Project TechLord: Doxxing and Malicious Traffic

An interest new task idea to detect doxxing as well as more broadly pages whose intended purpose is to only drive traffic to its malicious content, e.g. harassment, etc. I was surprised we didnt have a similar task already. Thoughts?


Indeed, this sounds interesting to me.
I am not aware of such a task, but it would definitively be very valuable in the open web search context.

Last year, Mohammed Al-Maamari (cc ) and Michael Dinzinger (cc @michaeld ) organized a related task on web spam classification which is somewhat related:

It might be that building the dataset could be the main challenge, or?

We might use the Instagram dataset mentioned in Identification of cyber harassment and intention of target users on social media platforms
S. Abarna,a,⁎ J.I. Sheeba,a S. Jayasrilakshmi,a and S. Pradeep Devaneyanb

cyberbullying (30%) , trolling (25% ), sexual harassment (23% ), doxing (19% ), cyberstalking (16% ), online impersonation (15% ), revenge porn (10%), cyber defamation (8%), hacking (8%), and message bombing (6%)

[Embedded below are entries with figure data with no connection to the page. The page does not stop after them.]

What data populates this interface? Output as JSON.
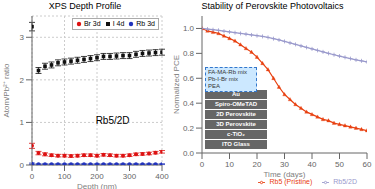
{
  "chart_data": [
    {
      "type": "scatter",
      "title": "XPS Depth Profile",
      "xlabel": "Depth (nm)",
      "ylabel": "Atom/Pb²⁺ ratio",
      "x": [
        0,
        20,
        40,
        60,
        80,
        100,
        120,
        140,
        160,
        180,
        200,
        220,
        240,
        260,
        280,
        300,
        320,
        340,
        360,
        380,
        400
      ],
      "series": [
        {
          "name": "Br 3d",
          "color": "#dd1111",
          "marker": "circle",
          "values": [
            0.45,
            0.28,
            0.25,
            0.23,
            0.22,
            0.22,
            0.21,
            0.22,
            0.23,
            0.23,
            0.22,
            0.24,
            0.23,
            0.22,
            0.22,
            0.23,
            0.25,
            0.26,
            0.27,
            0.29,
            0.31
          ],
          "errors": [
            0.06,
            0.04,
            0.035,
            0.03,
            0.03,
            0.03,
            0.03,
            0.03,
            0.03,
            0.03,
            0.03,
            0.03,
            0.03,
            0.03,
            0.03,
            0.03,
            0.03,
            0.03,
            0.03,
            0.03,
            0.03
          ]
        },
        {
          "name": "I 4d",
          "color": "#111111",
          "marker": "square",
          "values": [
            3.25,
            2.22,
            2.32,
            2.35,
            2.4,
            2.42,
            2.44,
            2.46,
            2.48,
            2.5,
            2.52,
            2.55,
            2.55,
            2.56,
            2.57,
            2.57,
            2.6,
            2.62,
            2.63,
            2.64,
            2.65
          ],
          "errors": [
            0.1,
            0.07,
            0.07,
            0.07,
            0.07,
            0.07,
            0.07,
            0.07,
            0.07,
            0.07,
            0.07,
            0.07,
            0.07,
            0.07,
            0.07,
            0.07,
            0.07,
            0.07,
            0.07,
            0.07,
            0.07
          ]
        },
        {
          "name": "Rb 3d",
          "color": "#2233bb",
          "marker": "circle",
          "values": [
            0.03,
            0.02,
            0.02,
            0.02,
            0.02,
            0.02,
            0.02,
            0.02,
            0.02,
            0.02,
            0.02,
            0.02,
            0.02,
            0.02,
            0.02,
            0.02,
            0.02,
            0.02,
            0.02,
            0.02,
            0.02
          ],
          "errors": [
            0.015,
            0.01,
            0.01,
            0.01,
            0.01,
            0.01,
            0.01,
            0.01,
            0.01,
            0.01,
            0.01,
            0.01,
            0.01,
            0.01,
            0.01,
            0.01,
            0.01,
            0.01,
            0.01,
            0.01,
            0.01
          ]
        }
      ],
      "xlim": [
        0,
        400
      ],
      "ylim": [
        0,
        3.5
      ],
      "xticks": [
        0,
        100,
        200,
        300,
        400
      ],
      "yticks": [
        0,
        1,
        2,
        3
      ],
      "grid": true,
      "legend": "upper right",
      "annotations": [
        "Rb5/2D"
      ]
    },
    {
      "type": "line",
      "title": "Stability of Perovskite Photovoltaics",
      "xlabel": "Time (days)",
      "ylabel": "Normalized PCE",
      "x": [
        0,
        2,
        4,
        6,
        8,
        10,
        12,
        14,
        16,
        18,
        20,
        22,
        24,
        26,
        28,
        30,
        32,
        34,
        36,
        38,
        40,
        42,
        44,
        46,
        48,
        50,
        52,
        54,
        56,
        58,
        60
      ],
      "series": [
        {
          "name": "Rb5 (Pristine)",
          "color": "#e84010",
          "marker": "triangle",
          "values": [
            1.0,
            0.98,
            0.97,
            0.96,
            0.94,
            0.92,
            0.9,
            0.87,
            0.84,
            0.81,
            0.77,
            0.72,
            0.67,
            0.6,
            0.53,
            0.47,
            0.43,
            0.39,
            0.36,
            0.33,
            0.31,
            0.29,
            0.27,
            0.26,
            0.24,
            0.23,
            0.22,
            0.21,
            0.2,
            0.19,
            0.18
          ]
        },
        {
          "name": "Rb5/2D",
          "color": "#9999cc",
          "marker": "plus",
          "values": [
            1.0,
            0.995,
            0.99,
            0.985,
            0.978,
            0.972,
            0.966,
            0.96,
            0.954,
            0.948,
            0.942,
            0.936,
            0.928,
            0.918,
            0.908,
            0.896,
            0.884,
            0.872,
            0.86,
            0.848,
            0.836,
            0.824,
            0.812,
            0.8,
            0.789,
            0.778,
            0.768,
            0.758,
            0.748,
            0.74,
            0.732
          ]
        }
      ],
      "xlim": [
        0,
        60
      ],
      "ylim": [
        0.0,
        1.1
      ],
      "xticks": [
        0,
        10,
        20,
        30,
        40,
        50,
        60
      ],
      "yticks": [
        {
          "value": 0,
          "label": "0.0"
        },
        0.2,
        0.4,
        0.6,
        0.8,
        {
          "value": 1,
          "label": "1.0"
        }
      ],
      "grid": false,
      "legend": "bottom",
      "annotations": [
        "Au",
        "Spiro-OMeTAD",
        "2D Perovskite",
        "3D Perovskite",
        "c-TiO₂",
        "ITO Glass",
        "FA-MA-Rb mix",
        "Pb-I-Br mix",
        "PEA"
      ]
    }
  ]
}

Interesting enough the cyberharasser we have here is basically checking most of the category boxes. My hypothesis is that serial cyberharassers tend to engage in all manners and methods (except ones requiring physical world connection) which might make identifying serial cyberharassers possible. Although generally unmasking and pursueing them would require legal action by law enforcement or through lawsuits.

So the Chelmis and Yao dataset should suffice.